Strummer wanted to immerse himself within London’s emerging punk scene and be a part of the new, exciting wave of groups who were here to raise hell. The singer always had a political streak, and The Sex Pistols allowed him to realise a new way of making political music, one that could strike a chord with the youth.
“After seeing the Pistols I thought the 101’ers might as well give up there and then,” Strummer later recalled to The Independent. “The other members couldn’t see it and we were beginning to splinter,” he added. Meanwhile, Mick Jones added about the impact of the Pistols: “You knew straight away that was it, and this was what it was going to be like from now on. It was a new scene, new values—so different from what had happened before. A bit dangerous.”
They could smell danger and desperately wanted to hop aboard the mayhem. When Strummer received the invitation to join the group as their lead singer, he didn’t have to think twice about making a decision. He knew the 101ers were yesterday’s news, and punk was the future.
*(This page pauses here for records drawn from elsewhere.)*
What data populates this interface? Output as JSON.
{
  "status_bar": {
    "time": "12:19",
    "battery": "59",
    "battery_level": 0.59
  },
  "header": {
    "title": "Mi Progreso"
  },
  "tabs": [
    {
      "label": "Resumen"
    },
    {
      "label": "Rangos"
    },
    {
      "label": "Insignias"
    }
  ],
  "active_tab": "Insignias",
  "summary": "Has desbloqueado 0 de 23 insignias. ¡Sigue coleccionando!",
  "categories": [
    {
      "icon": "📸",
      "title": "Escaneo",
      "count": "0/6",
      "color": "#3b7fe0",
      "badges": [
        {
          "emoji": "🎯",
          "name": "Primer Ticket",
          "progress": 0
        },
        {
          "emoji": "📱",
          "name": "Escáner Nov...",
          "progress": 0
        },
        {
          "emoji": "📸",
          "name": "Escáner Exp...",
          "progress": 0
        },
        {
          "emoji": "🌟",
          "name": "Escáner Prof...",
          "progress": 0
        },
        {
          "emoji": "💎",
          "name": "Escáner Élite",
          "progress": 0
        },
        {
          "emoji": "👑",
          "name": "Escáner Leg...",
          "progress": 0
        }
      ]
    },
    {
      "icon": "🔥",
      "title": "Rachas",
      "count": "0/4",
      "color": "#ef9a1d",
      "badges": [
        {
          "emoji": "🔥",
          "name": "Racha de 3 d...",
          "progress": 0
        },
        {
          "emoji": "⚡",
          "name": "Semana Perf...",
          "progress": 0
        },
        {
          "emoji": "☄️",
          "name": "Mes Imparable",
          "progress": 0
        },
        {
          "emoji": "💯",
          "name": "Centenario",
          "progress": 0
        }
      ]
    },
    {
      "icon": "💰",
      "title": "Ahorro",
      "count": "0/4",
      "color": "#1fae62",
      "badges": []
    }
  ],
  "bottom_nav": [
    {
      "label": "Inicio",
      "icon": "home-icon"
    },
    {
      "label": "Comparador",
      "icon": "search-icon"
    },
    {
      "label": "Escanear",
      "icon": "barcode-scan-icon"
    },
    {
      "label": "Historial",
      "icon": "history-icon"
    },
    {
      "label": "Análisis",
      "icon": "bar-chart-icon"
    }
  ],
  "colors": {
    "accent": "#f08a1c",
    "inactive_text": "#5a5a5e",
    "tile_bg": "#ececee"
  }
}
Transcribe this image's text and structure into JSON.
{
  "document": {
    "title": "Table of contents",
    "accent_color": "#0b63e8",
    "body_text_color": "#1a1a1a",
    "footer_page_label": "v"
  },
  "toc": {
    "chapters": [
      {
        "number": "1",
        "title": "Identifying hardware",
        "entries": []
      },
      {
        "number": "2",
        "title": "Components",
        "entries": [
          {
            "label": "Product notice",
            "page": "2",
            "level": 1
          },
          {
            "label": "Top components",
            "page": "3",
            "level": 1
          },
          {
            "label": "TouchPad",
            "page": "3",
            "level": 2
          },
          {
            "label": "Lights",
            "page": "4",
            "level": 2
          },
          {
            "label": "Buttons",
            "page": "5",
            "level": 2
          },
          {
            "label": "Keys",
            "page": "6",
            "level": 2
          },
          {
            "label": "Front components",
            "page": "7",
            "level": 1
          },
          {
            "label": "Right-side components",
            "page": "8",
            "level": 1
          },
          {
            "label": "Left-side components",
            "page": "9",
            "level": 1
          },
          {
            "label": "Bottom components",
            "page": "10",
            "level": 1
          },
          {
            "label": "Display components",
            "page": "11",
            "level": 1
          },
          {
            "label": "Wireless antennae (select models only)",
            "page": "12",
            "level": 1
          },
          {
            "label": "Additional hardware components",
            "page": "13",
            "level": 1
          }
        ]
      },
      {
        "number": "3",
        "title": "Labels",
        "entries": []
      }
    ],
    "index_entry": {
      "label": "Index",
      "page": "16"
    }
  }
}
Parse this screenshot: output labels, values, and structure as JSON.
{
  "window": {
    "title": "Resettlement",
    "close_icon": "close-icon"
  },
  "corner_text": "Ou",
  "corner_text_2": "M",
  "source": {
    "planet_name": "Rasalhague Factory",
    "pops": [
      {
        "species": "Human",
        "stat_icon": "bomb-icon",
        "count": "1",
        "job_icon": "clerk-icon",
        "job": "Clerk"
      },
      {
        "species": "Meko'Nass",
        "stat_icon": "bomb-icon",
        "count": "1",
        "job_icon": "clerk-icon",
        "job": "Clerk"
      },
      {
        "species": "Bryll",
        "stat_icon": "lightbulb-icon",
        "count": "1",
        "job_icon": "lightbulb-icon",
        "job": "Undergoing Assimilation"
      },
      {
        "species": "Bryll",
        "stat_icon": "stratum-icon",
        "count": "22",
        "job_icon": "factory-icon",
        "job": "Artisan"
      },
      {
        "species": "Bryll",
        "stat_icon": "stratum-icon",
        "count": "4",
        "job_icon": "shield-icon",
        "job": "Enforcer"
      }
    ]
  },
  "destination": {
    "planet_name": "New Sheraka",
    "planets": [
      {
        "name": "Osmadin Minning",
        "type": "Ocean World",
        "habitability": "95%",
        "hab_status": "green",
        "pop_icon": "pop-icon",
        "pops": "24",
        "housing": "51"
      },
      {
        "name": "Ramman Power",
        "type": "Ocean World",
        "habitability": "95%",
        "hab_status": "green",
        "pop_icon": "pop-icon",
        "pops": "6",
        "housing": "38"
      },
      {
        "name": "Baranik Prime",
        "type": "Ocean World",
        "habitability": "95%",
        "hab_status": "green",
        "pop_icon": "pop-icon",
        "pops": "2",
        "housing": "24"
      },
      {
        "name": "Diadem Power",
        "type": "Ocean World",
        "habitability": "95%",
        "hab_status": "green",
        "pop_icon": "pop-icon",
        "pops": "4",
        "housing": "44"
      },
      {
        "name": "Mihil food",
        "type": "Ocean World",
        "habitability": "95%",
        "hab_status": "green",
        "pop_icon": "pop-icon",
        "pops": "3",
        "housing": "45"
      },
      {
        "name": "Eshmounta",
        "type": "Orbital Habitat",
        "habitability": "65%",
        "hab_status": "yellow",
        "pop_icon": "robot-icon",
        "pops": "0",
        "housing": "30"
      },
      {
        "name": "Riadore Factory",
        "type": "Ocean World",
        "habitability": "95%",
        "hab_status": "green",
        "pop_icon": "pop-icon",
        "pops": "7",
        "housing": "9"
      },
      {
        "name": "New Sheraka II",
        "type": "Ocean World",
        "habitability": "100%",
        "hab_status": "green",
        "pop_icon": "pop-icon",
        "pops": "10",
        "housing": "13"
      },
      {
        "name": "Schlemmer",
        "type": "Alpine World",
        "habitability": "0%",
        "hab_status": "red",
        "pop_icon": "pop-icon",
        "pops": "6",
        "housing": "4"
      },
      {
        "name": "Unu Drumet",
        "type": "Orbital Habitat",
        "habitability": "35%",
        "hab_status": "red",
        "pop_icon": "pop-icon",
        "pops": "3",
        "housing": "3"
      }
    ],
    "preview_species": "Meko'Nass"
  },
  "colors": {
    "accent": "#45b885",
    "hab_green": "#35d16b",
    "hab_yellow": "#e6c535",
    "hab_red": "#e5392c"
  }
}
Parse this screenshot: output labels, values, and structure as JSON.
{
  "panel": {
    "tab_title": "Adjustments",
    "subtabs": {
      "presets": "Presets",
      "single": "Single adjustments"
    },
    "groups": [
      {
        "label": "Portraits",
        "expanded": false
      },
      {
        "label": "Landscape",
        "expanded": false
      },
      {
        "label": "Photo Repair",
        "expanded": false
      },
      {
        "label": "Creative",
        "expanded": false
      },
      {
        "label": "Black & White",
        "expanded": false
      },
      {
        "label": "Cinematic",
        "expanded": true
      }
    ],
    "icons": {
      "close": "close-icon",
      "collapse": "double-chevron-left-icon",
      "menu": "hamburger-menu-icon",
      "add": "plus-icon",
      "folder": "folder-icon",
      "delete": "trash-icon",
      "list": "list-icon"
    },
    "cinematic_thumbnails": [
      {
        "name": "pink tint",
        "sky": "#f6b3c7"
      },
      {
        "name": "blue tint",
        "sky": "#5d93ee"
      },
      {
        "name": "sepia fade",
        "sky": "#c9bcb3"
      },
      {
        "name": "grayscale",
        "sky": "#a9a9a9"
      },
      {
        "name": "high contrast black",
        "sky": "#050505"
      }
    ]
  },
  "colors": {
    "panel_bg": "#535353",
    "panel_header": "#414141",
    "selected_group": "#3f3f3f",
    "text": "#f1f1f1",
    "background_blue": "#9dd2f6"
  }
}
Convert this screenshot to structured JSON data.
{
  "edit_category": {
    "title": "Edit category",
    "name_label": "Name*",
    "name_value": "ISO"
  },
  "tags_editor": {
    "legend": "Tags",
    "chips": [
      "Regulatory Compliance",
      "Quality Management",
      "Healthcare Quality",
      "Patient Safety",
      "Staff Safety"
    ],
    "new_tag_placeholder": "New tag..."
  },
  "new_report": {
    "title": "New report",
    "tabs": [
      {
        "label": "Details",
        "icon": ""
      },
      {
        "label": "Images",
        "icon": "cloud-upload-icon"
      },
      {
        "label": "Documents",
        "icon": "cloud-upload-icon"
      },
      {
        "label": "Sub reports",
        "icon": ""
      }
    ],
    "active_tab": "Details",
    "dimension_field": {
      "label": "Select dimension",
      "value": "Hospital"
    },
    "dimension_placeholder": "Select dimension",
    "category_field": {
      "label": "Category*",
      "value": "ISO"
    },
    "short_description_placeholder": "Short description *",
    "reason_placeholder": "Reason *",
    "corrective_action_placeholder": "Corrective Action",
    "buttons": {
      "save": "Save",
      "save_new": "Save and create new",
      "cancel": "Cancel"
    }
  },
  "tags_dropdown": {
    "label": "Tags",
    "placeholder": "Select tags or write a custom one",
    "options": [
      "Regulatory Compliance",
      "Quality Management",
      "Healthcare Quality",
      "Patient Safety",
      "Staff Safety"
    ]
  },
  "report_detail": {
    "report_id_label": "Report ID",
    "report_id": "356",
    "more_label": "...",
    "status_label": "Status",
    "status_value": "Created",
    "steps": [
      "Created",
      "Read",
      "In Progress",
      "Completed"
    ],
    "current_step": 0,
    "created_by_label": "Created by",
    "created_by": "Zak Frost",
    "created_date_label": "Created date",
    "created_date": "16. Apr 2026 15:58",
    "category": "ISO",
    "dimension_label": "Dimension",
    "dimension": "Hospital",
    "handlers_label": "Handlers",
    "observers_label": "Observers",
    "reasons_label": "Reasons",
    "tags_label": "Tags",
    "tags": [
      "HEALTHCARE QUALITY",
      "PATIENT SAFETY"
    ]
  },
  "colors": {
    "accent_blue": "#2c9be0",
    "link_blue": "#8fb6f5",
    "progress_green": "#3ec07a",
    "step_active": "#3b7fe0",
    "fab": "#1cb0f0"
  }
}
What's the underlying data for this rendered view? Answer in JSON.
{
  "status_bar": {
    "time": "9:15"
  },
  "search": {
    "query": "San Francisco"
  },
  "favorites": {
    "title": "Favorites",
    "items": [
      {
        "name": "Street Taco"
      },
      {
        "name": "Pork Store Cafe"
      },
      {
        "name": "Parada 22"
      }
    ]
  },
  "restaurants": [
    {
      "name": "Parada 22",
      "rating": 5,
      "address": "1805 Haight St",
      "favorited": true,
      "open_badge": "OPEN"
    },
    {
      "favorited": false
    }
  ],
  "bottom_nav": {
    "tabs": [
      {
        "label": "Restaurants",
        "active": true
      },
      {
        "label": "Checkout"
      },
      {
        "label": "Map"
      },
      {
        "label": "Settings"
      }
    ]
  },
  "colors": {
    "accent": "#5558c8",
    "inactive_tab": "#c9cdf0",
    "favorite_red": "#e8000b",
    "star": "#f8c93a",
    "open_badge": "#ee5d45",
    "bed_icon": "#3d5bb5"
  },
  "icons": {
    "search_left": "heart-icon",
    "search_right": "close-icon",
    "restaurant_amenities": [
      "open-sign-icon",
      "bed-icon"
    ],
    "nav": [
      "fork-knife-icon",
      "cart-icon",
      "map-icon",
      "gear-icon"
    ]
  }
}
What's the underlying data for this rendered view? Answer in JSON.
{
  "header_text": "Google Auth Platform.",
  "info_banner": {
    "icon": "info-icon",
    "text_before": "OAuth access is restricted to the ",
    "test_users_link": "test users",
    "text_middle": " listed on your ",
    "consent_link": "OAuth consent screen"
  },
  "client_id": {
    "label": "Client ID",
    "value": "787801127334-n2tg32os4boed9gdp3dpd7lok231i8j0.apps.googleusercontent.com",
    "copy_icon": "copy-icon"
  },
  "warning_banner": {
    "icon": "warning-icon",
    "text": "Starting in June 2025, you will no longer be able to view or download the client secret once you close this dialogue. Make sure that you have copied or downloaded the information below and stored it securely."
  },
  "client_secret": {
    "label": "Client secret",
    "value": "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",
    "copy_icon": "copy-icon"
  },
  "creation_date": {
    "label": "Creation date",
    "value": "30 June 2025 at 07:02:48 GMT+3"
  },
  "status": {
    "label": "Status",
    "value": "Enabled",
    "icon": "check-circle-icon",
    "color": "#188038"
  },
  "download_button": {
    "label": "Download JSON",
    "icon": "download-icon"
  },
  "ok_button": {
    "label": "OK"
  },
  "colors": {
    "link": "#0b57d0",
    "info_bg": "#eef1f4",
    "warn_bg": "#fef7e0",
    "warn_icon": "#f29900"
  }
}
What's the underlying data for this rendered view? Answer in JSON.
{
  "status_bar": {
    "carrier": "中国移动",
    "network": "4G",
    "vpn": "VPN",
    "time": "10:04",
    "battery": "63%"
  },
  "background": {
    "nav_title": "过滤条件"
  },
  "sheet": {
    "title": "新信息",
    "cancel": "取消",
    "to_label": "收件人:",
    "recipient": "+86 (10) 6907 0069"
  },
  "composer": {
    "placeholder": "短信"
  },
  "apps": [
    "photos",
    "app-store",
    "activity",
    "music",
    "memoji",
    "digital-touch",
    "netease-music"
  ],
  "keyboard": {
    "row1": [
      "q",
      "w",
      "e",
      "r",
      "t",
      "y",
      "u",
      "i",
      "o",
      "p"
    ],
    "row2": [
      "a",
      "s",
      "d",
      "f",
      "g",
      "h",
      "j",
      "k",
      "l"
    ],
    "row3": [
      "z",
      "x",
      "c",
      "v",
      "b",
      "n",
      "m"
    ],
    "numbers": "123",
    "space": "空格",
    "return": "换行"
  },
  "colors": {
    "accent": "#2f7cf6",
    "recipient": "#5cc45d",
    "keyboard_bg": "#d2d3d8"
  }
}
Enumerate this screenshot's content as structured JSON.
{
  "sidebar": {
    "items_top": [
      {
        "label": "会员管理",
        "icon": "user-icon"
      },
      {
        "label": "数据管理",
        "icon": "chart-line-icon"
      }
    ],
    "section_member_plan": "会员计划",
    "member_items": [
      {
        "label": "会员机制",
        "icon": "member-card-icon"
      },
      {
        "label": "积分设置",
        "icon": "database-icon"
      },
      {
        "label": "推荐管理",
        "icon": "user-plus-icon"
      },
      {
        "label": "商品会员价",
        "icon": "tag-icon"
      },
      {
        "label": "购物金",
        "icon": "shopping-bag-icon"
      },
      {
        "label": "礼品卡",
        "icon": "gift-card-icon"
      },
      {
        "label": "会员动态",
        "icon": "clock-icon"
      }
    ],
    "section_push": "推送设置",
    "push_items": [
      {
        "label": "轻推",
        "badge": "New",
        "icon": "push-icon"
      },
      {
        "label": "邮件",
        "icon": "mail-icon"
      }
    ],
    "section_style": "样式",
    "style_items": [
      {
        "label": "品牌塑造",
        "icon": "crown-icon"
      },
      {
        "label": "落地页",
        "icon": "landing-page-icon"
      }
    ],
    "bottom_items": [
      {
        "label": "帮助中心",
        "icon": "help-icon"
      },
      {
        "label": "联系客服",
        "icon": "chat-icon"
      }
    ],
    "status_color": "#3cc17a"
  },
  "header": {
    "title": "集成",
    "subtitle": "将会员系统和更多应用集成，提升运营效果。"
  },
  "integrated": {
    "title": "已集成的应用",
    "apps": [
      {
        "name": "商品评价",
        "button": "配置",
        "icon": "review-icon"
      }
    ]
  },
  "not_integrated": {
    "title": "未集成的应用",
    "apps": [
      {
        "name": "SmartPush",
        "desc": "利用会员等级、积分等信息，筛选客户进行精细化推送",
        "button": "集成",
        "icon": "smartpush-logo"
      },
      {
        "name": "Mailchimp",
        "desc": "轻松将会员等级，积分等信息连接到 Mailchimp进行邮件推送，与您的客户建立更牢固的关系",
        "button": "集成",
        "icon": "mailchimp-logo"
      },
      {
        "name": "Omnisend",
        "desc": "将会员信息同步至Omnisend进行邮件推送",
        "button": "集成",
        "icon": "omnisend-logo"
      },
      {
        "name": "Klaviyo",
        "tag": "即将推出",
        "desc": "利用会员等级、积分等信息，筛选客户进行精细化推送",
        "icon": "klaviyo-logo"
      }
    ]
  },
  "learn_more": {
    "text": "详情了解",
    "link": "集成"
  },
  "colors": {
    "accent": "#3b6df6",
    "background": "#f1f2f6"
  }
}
After a month full of rehearsals and getting a grip on their sound, The Clash headed up to Sheffield on July 4th, 1976, to make their grand arrival. Fittingly, The Sex Pistols were the headliners that evening at The Black Swan as Joe Strummer, Mick Jones, and Paul Simonon played together for the first time.
“We had a song we did called ‘Listen’,” Strummer recalled. “Which had a bassline that went up in a scale and then down a note to start, and Paul was so nervous that he just kept going up the scale, and we all fell over laughing ‘cos we didn’t know when to come in.”
“It was the first time that I had ever played on stage,” Paul Simonon added. “The night before it felt frightening but once we were on the way there then I began larking about. I tied one of Keith’s shoes to a piece of string and hung it out of the back of the van – the door had to be open anyway so we could breathe.”
The bassist continued: “So there we were sitting with all the amps and luggage with a plimsoll bouncing around behind us and all the cars behind us slowing down to avoid it. But the moment that we walked out on stage it was like I was in my own living room. I felt really comfortable. Things went wrong during the evening, and Mick had to come over and tune my guitar, but it didn’t bother me. I just wanted to jump around, but Mick wanted it to be in tune.”
The first show might have been full of glitches, but all the snags across the show only added to the delicious chaos and set a precedent of what to expect over The Clash’s reign of terror across the following decade. Across this time, they would prove that they were the only band that matters.
The Clash’s full setlist from that evening sadly isn’t available. It is known, however, that they did treat the Sheffield crowd to a rendition of ‘Protex Blue’, a track that later appeared on their self-titled debut. The band also exhibited their reggae influences with a cover of The Maytals hit ‘Pressure Drop’. Not only was this inclusion a sign of things to come for the band, but it also showed from the off that they were more than just another punk group.
These wide-ranging influences made The Clash stand out like a sore thumb, and just six months later, they signed to CBS Records despite only playing a smattering of shows. Once The Sex Pistols self-imploded, The Clash were there to pick up the mantle and become the voice of a pissed-off generation.